Iron-oxidizing bacteria (or iron bacteria) are chemotrophic bacteria that derive energy by oxidizing dissolved iron. They are known to grow and proliferate in waters containing iron concentrations as low as 0.1 mg/L. However, at least 0.3 ppm of dissolved oxygen is needed to carry out the oxidation.

When de-oxygenated water reaches a source of oxygen, iron bacteria convert dissolved iron into an insoluble reddish-brown gelatinous slime that discolors stream beds and can stain plumbing fixtures, clothing, or utensils washed with the water carrying it.

Organic material dissolved in water is often the underlying cause of an iron-oxidizing bacteria population. Groundwater may be naturally de-oxygenated by decaying vegetation in swamps. Useful mineral deposits of bog iron ore have formed where groundwater has historically emerged and been exposed to atmospheric oxygen. Anthropogenic hazards like landfill leachate, septic drain fields, or leakage of light petroleum fuels like gasoline are other possible sources of organic materials allowing soil microbes to de-oxygenate groundwater.

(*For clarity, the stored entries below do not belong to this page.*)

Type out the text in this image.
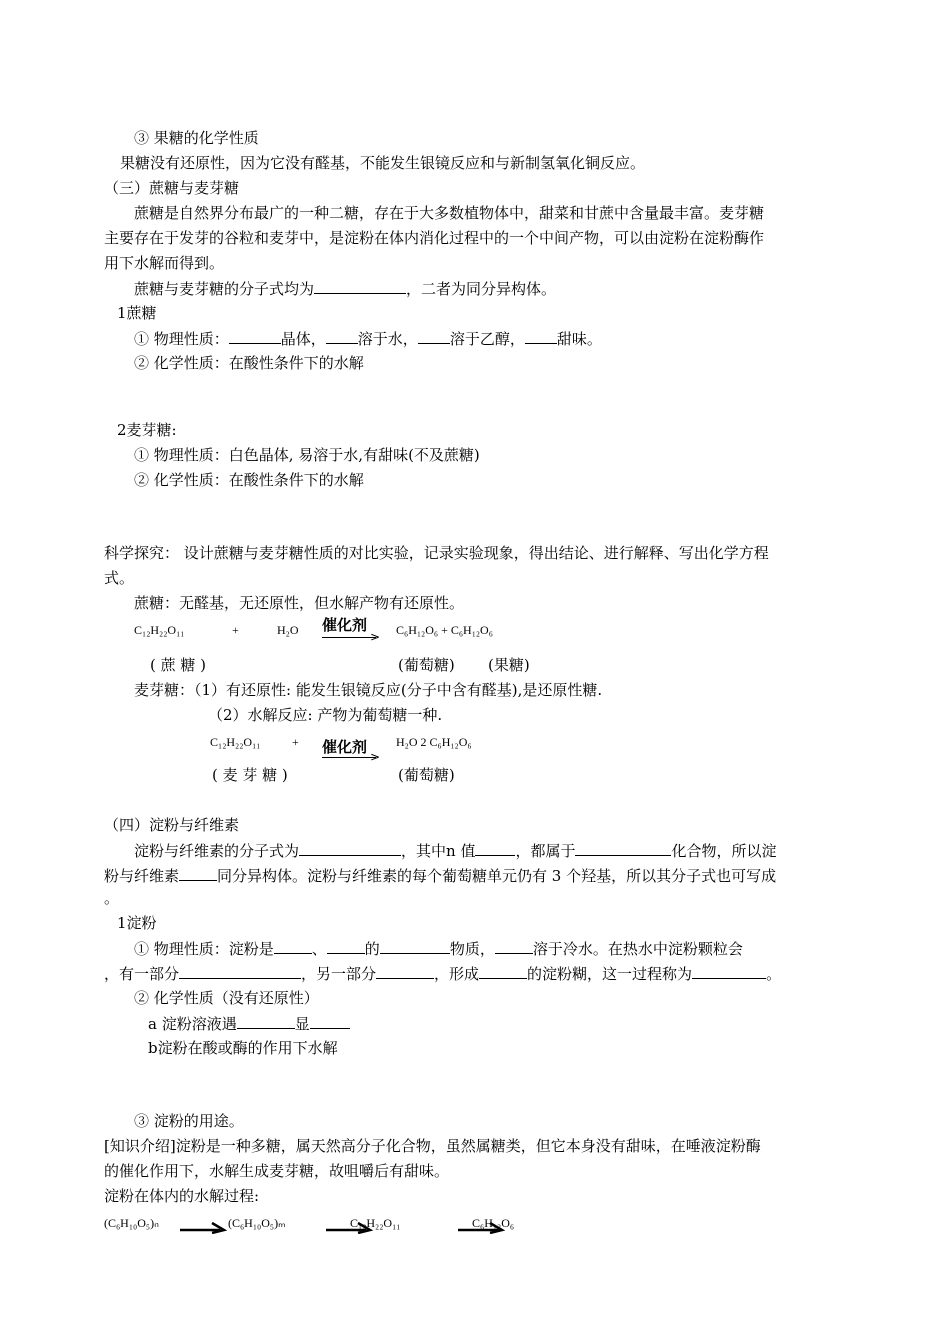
③ 果糖的化学性质
果糖没有还原性，因为它没有醛基，不能发生银镜反应和与新制氢氧化铜反应。
（三）蔗糖与麦芽糖
蔗糖是自然界分布最广的一种二糖，存在于大多数植物体中，甜菜和甘蔗中含量最丰富。麦芽糖
主要存在于发芽的谷粒和麦芽中，是淀粉在体内消化过程中的一个中间产物，可以由淀粉在淀粉酶作
用下水解而得到。
蔗糖与麦芽糖的分子式均为	，二者为同分异构体。
1蔗糖
① 物理性质：	晶体， 溶于水， 溶于乙醇， 甜味。
② 化学性质：在酸性条件下的水解
2麦芽糖:
① 物理性质：白色晶体, 易溶于水,有甜味(不及蔗糖)
② 化学性质：在酸性条件下的水解
科学探究： 设计蔗糖与麦芽糖性质的对比实验，记录实验现象，得出结论、进行解释、写出化学方程
式。
蔗糖：无醛基，无还原性，但水解产物有还原性。
C₁₂H₂₂O₁₁	+	H₂O 催化剂
> C₆H₁₂O₆ + C₆H₁₂O₆
( 蔗 糖 )	(葡萄糖) (果糖)
麦芽糖：（1）有还原性: 能发生银镜反应(分子中含有醛基),是还原性糖.
（2）水解反应: 产物为葡萄糖一种.
C₁₂H₂₂O₁₁	+ 催化剂
>
H₂O 2 C₆H₁₂O₆
( 麦 芽 糖 )	(葡萄糖)
（四）淀粉与纤维素
淀粉与纤维素的分子式为	，其中n 值	，都属于	化合物，所以淀
粉与纤维素	同分异构体。淀粉与纤维素的每个葡萄糖单元仍有 3 个羟基，所以其分子式也可写成
。
1淀粉
① 物理性质：淀粉是	、	的	物质，	溶于冷水。在热水中淀粉颗粒会
，有一部分	，另一部分	，形成	的淀粉糊，这一过程称为	。
② 化学性质（没有还原性）
a 淀粉溶液遇	显
b淀粉在酸或酶的作用下水解
③ 淀粉的用途。
[知识介绍]淀粉是一种多糖，属天然高分子化合物，虽然属糖类，但它本身没有甜味，在唾液淀粉酶
的催化作用下，水解生成麦芽糖，故咀嚼后有甜味。
淀粉在体内的水解过程:
(C₆H₁₀O₅)ₙ	(C₆H₁₀O₅)ₘ	C₁₂H₂₂O₁₁	C₆H₁₂O₆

A similar reaction may form black deposits of manganese dioxide from dissolved manganese but is less common because of the relative abundance of iron (5.4%) in comparison to manganese (0.1%) in average soils. The sulfurous smell of rot or decay sometimes associated with iron-oxidizing bacteria results from the enzymatic conversion of soil sulfates to volatile hydrogen sulfide as an alternative source of oxygen in anaerobic water.

Iron is a very important chemical element required by living organisms to carry out numerous metabolic reactions such as the formation of proteins involved in biochemical reactions. Examples of these proteins include iron–sulfur proteins, hemoglobin, and coordination complexes. Iron has a widespread distribution globally and is considered one of the most abundant elements in the Earth's crust, soil, and sediments. Iron is a trace element in marine environments. Its role as the electron donor of some chemolithotrophs is probably very ancient.

The anoxygenic phototrophic iron oxidation was the first anaerobic metabolism to be described within the iron anaerobic oxidation metabolism. The photoferrotrophic bacteria use Fe²⁺ as electron donor and the energy from light to assimilate CO₂ into biomass through the Calvin Benson-Bassam cycle (or rTCA cycle) in a neutrophilic environment (pH 5.5-7.2), producing Fe³⁺ oxides as a waste product that precipitates as a mineral, according to the following stoichiometry (4 mM of Fe(II) can yield 1 mM of CH₂O):

HCO−3 + 4Fe(II) + 10H₂O → [CH₂O] + 4Fe(OH)₃ + 7H⁺ (∆G° > 0)

Nevertheless, some bacteria do not use the photoautotrophic Fe(II) oxidation metabolism for growth purposes. Instead, it has been suggested that these groups are sensitive to Fe(II) and therefore oxidize Fe(II) into more insoluble Fe(III) oxide to reduce its toxicity, enabling them to grow in the presence of Fe(II). On the other hand, based on experiments with Rhodobacter capsulatus SB1003 (photoheterotrophic), it has been demonstrated that the oxidation of Fe(II) might be the mechanisms whereby the bacteria are enabled to access organic carbon sources (acetate, succinate) whose use depends on Fe(II) oxidation. Nonetheless, many iron-oxidizing bacteria can use other compounds as electron donors in addition to Fe(II), or even perform dissimilatory Fe(III) reduction as the Geobacter metallireducens.